Silas' efforts to reach Shinn grew comical

Associated Press

NEW ORLEANS -- Paul Silas was ringing the doorbell of the man who had just fired him, and nobody was coming to the door at George Shinn's house.

Silas kept ringing, and someone inside disconnected the chime.

So Silas knocked and knocked and knocked until Shinn's son finally answered, telling Silas that his father was in the shower.

"I said, 'Well tell him to get on down here,''' Silas recalled.

The co-owner of the New Orleans Hornets and the ex-coach eventually had a talk, which Silas said was amiable in the end.

Silas managed to chuckle as he told his knock-knock tale, a story that has exacerbated the negative fallout from the Hornets' firing of the popular coach.

Hornets owners Shinn and Ray Wooldridge, reviled in the Carolinas before they moved the team from Charlotte last summer, barely made it through one season in New Orleans before their latest public relations debacle.

Shinn, the majority owner and Silas' next-door neighbor, ordered Wooldridge to deliver the news of his firing in a short phone call to Silas -- which prompted Silas to make the short walk to Shinn's house for further explanation.

A week later, Shinn, Wooldridge and general manager Bob Bass haven't explained precisely why Silas was fired or discussed which candidates they are considering to replace him. They've confirmed only an interview with Tim Floyd, who lives in New Orleans and had three-plus losing seasons with the Chicago Bulls.

Silas took the Hornets to the playoffs the past four seasons, twice getting to the second round. Known as a coach who can motivate and win respect from NBA players, he was widely praised for keeping the team successful through the death of Bobby Phills in 2000, the illness that kept Jamal Mashburn out of the 2002 playoffs, and injuries to Davis throughout the 2002-03 season.

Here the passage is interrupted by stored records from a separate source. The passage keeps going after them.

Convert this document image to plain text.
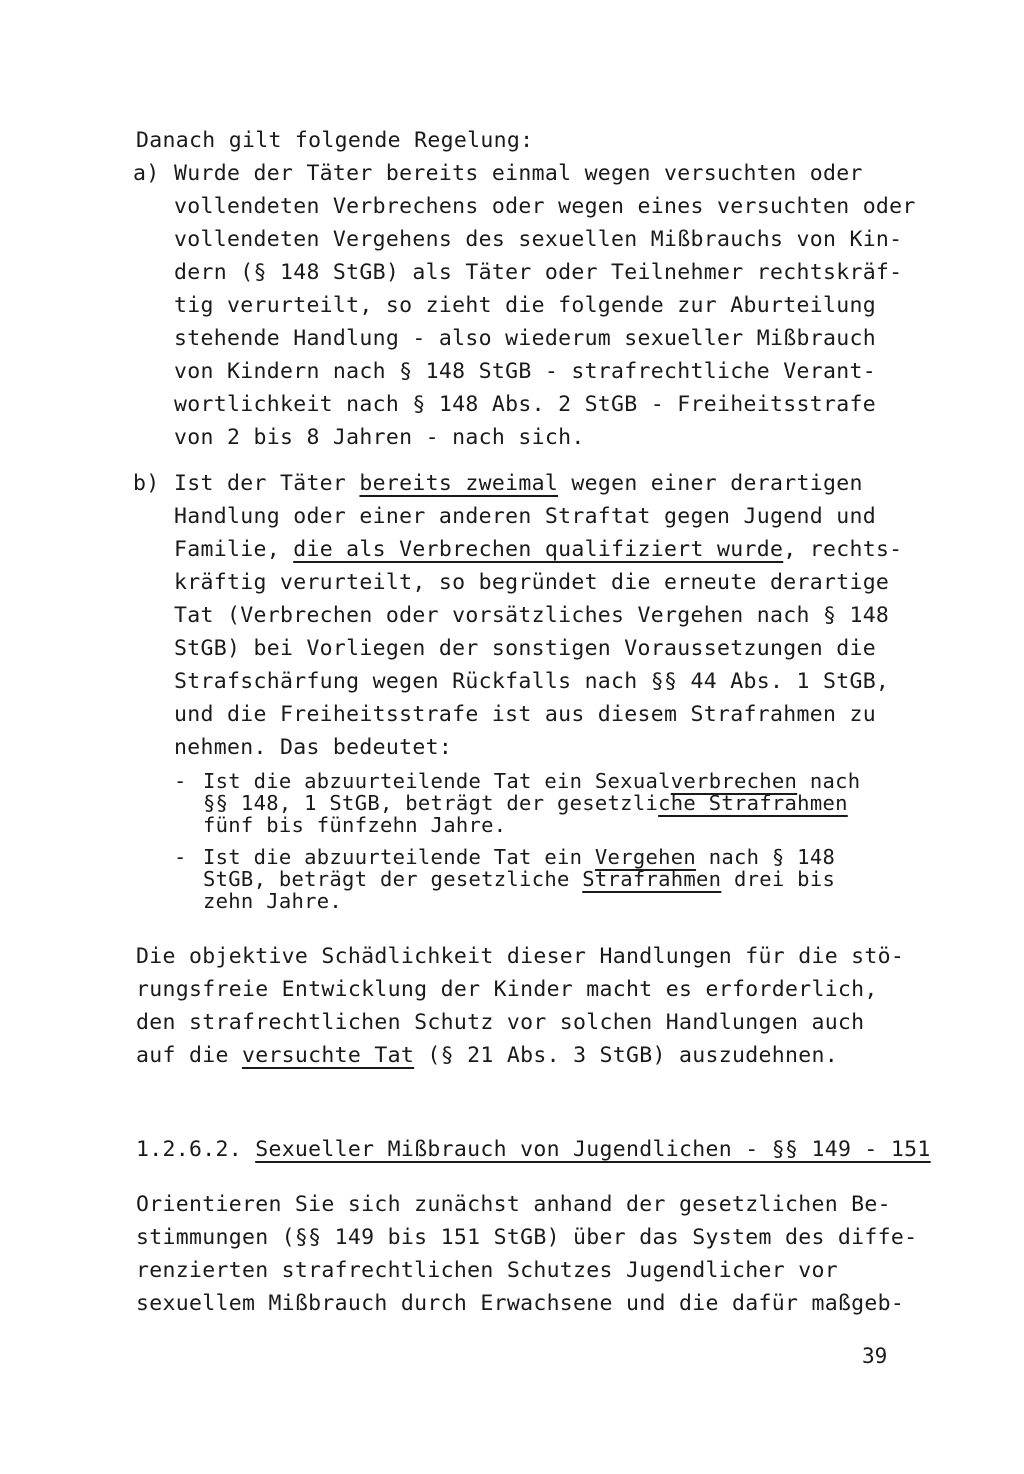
Danach gilt folgende Regelung:
a) Wurde der Täter bereits einmal wegen versuchten oder
vollendeten Verbrechens oder wegen eines versuchten oder
vollendeten Vergehens des sexuellen Mißbrauchs von Kin-
dern (§ 148 StGB) als Täter oder Teilnehmer rechtskräf-
tig verurteilt, so zieht die folgende zur Aburteilung
stehende Handlung - also wiederum sexueller Mißbrauch
von Kindern nach § 148 StGB - strafrechtliche Verant-
wortlichkeit nach § 148 Abs. 2 StGB - Freiheitsstrafe
von 2 bis 8 Jahren - nach sich.
b) Ist der Täter bereits zweimal wegen einer derartigen
Handlung oder einer anderen Straftat gegen Jugend und
Familie, die als Verbrechen qualifiziert wurde, rechts-
kräftig verurteilt, so begründet die erneute derartige
Tat (Verbrechen oder vorsätzliches Vergehen nach § 148
StGB) bei Vorliegen der sonstigen Voraussetzungen die
Strafschärfung wegen Rückfalls nach §§ 44 Abs. 1 StGB,
und die Freiheitsstrafe ist aus diesem Strafrahmen zu
nehmen. Das bedeutet:
- Ist die abzuurteilende Tat ein Sexualverbrechen nach
§§ 148, 1 StGB, beträgt der gesetzliche Strafrahmen
fünf bis fünfzehn Jahre.
- Ist die abzuurteilende Tat ein Vergehen nach § 148
StGB, beträgt der gesetzliche Strafrahmen drei bis
zehn Jahre.
Die objektive Schädlichkeit dieser Handlungen für die stö-
rungsfreie Entwicklung der Kinder macht es erforderlich,
den strafrechtlichen Schutz vor solchen Handlungen auch
auf die versuchte Tat (§ 21 Abs. 3 StGB) auszudehnen.
1.2.6.2. Sexueller Mißbrauch von Jugendlichen - §§ 149 - 151
Orientieren Sie sich zunächst anhand der gesetzlichen Be-
stimmungen (§§ 149 bis 151 StGB) über das System des diffe-
renzierten strafrechtlichen Schutzes Jugendlicher vor
sexuellem Mißbrauch durch Erwachsene und die dafür maßgeb-
39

When Philadelphia eliminated the Hornets in the first round of the playoffs, local fans were not terribly critical -- in large part because the Hornets' two best players were playing hurt -- Mashburn with a bone chip in the middle finger of his shooting hand; Davis with a bone bruise in his left knee.

Team officials have implied the decision to fire Silas had nothing to do with money. Silas' $1.5 million salary was about half the average for coaches. The Hornets offered him $2 million before contract talks broke off last summer.